Her smile never faltered. From the moment she arrived at Belfast Magistrates Court yesterday morning Ruth Patterson showed no sign of nerves.
Wearing a fitted bright pink jacket, black top and Union flag heart-shaped brooch pinned to her lapel, the former DUP Belfast Deputy Lord Mayor looked ready for her moment in the dock.
Flanked by senior DUP colleagues and supporters, a confident Mrs Patterson walked into the court building.
Since her arrest over the posting of offensive Facebook comments hit the headlines, the South Belfast politician, known for her direct and at times feisty political sparring, had remained silent.
Her first appearance in court sparked huge media interest.
But while Patterson, a former member of the UDR appeared unrattled by her impending court appearance, others among her supporters were not so happy.

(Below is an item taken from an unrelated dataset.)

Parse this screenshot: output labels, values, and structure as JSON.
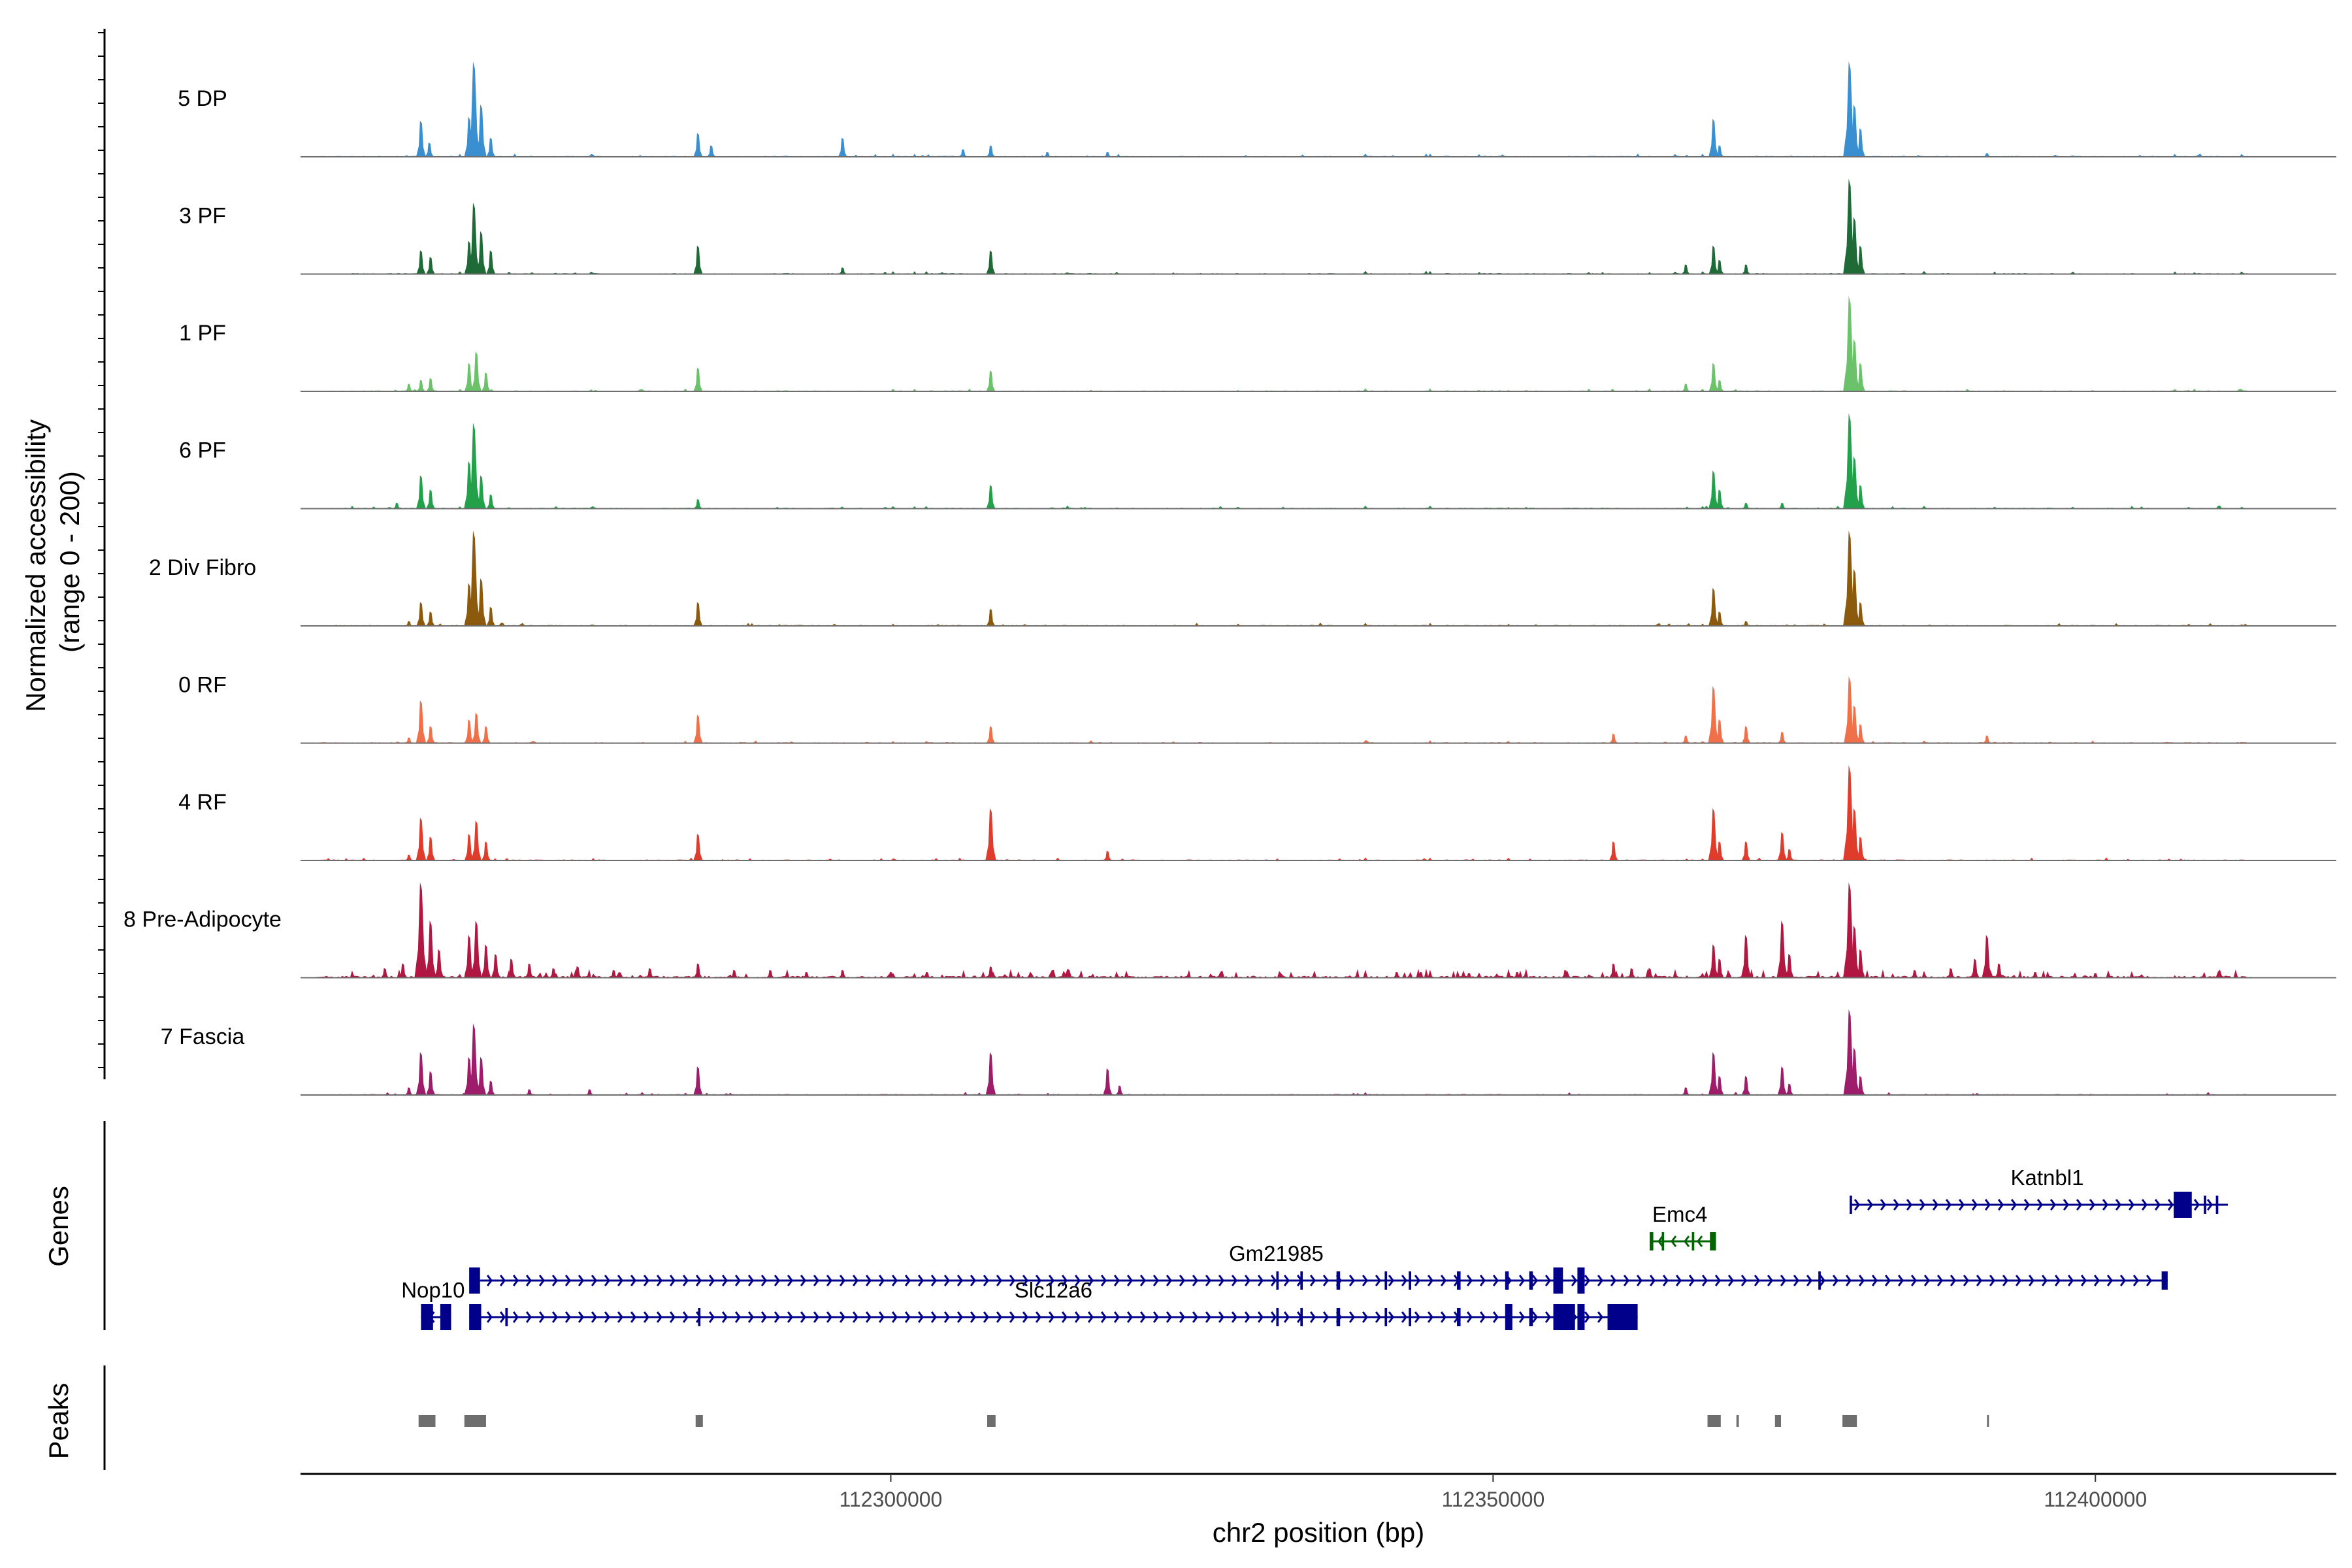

Trying to get the first images of her walking into court, minor skirmishes broke out when photographers were jostled by supporters – some with their faces masked – who tried to block the shots with umbrellas.
Inside, both the media benches and public gallery were full.
At a quick glance, we could have been sitting in Stormont or in the chamber at Belfast City Council – not courtroom 10 at Belfast Magistrates Court.
Among the faces looking on from the public gallery were former Finance Minister Sammy Wilson, Health Minister Edwin Poots, junior minister Jonathan Bell, former Belfast Lord Mayor Gavin Robinson and current Deputy Lord Mayor Christopher Stalford.
Also present were prominent flag protesters Willie Frazer and Jim Dowson.
Out of a list of 66 listed cases to be heard, they were all there for case number 56 – Ruth Patterson.
The politicians sat alongside those awaiting their turn in the dock, or their families.
The words "all rise" echoed around the courtroom just after 10.30am marking the beginning of the legal session.
It was business as usual with case after case being heard in the busy court – an assault, a driving offence, drug offences, breach of bail conditions.
But anticipation was building for the councillor's appearance.
Finally, just before midday, her solicitor Denis Moloney raised case 56 with the judge.
After a short delay, the accused DUP councillor finally walked into the courtroom and made her way to the dock.
Nodding at the security guard, the smile was still there.
Mr Moloney said even though Mrs Patterson had said sorry over the issue at hand, it did not affect his client's ability to contest the charges.
"The matter gained notoriety because of the humble and contrite apology," he said. A PSNI detective said he believed he could connect the defendant to the charges.
Mr Moloney said there were a number of issues he had been asked to raise about the nature of Mrs Patterson's arrest, but did not want to question the detective in the witness box because he was not the investigating officer.
He pressed that he wanted the case dealt with quickly.
Judge Fiona Bagnall said: "I would prefer to take it for eight weeks and have a decision, rather than bring it back after six and not have a decision."
She adjourned the case until October 17.
As her time in the dock came to an end a round of applause erupted from the public gallery.
Outside, when asked why he was there, Mr Dowson said: "I have absolutely no time for the DUP, they led us up the hill and down again so many times.
"But this has brought people together because this is a witch-hunt against the Protestant and unionist community," he said. Mr Wilson said the DUP was determined to show support for its councillor.
"I've known Ruth since she entered Belfast City Council, canvassed for her in Balmoral; she has been a very good representative in Balmoral."
Walking outside, she was once again escorted by DUP politicians. Stopping amid a minor media frenzy for photographs, her first appearance in court was over, and she let her smile, supporters and solicitor do the talking for her.